Aggregation digital cultural heritage – current situation bottlenecks Image: Elco van Staveren CC BY-SA 2.0
The future of these issues seems to have become much brighter since the development of the semantic web, and big data technology is opening up new possibilities for making information qualitative, linkable and usable in a lot of different ways. Will the role of the aggregators in the future be to link together all information instead, thus creating added value in terms of quality and complementary information?
Nevertheless, there are still issues to be solved before semantic technologies can be widely implemented at an institutional level. Interlinking with other data sets is done on a quite basic level today, and there is a lot more to be done before we can take real advantage of the semantic web. There is still a need to standardise the descriptions for enabling models for linking the information that is described on completely different levels.
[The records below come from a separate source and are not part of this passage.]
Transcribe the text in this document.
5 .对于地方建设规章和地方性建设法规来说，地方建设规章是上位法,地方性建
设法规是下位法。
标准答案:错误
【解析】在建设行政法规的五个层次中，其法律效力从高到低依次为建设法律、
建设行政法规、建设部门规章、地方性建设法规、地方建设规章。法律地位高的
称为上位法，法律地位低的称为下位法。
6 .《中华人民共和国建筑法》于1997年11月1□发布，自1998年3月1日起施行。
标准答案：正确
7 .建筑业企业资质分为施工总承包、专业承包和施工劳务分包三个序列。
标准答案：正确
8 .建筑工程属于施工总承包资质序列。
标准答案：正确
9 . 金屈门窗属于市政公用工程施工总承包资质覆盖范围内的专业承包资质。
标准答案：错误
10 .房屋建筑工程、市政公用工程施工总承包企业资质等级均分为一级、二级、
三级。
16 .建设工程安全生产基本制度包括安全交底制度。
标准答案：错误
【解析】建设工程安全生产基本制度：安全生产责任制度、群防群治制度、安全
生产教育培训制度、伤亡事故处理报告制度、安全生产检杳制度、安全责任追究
A promising model that would allow cultural heritage information from different domains to be linked and expressed in high quality, is CIDOC CRM, an ISO standard. The latest version was published in 2015, including a CRM RDFS schema. There is also already a lot of work done to harmonise CIDOC CRM with metadata standard schemas, resulting in FRBR00 (harmonisation with library material) and CIDOC CRM Sci (scientific observations). This sort of standardisation helps to create automated (or semi-automated) linking processes.
Linked data Image: Elco van Staveren CC BY-SA 2.0
However, when one talks about linked open data, it also means that data needs to be open. Here, Europeana has done an excellent work pushing forward CC0-licences for metadata. That is the main strength of the EDM model – making it possible for developers and users to freely create applications based on the material from Europeana. Neverthless, when searching for additional, or more advanced information, developers are left with the trouble of navigation through different materials, most of it not linkable and with unclear licences. Institutions that are willing to provide more metadata descriptions to Europeana as CC0 are often unable to do that. Partly it is because of current aggregation processes and partly because the EDM model is established as an ontology on a basic common level, not adapted to manage all the additional information based on non-harmonised different data models coming from different institutions and aggregators.
Therefore, it would be very interesting to see the possibilities of connecting EDM and CIDOC CRM-RDFS models, thus enabling institutions to provide as much information as linkable open data as they want to. Attempts to see connections between those models were done, for example in this Graphical representation of the harmonised EDM-CRM models. This could be a pragmatic way of evolution to a future in which the institutions themselves are, step by step, changing from collection databases to linked data. This would be a way of improving interoperability of cultural heritage data at the same time as making it linkable. Of course, that would be a long term perspective. In the near future, this could be done at the aggregators’ level in combination with common tools and services for making those processes easier.
What does all this means for the future of aggregation? Today, metadata still needs to be aggregated. It takes time to adapt to linked open data and it requires new kind of expertise at the institutions, and implementation or development of new tools and services.
Working towards an evolving method of creating linked open data would certainly be a way to create usable data across domain boundaries, to link together all information, thus creating added value in terms of quality and complementary information.
Hopefully, this will be a future step for the aggregators.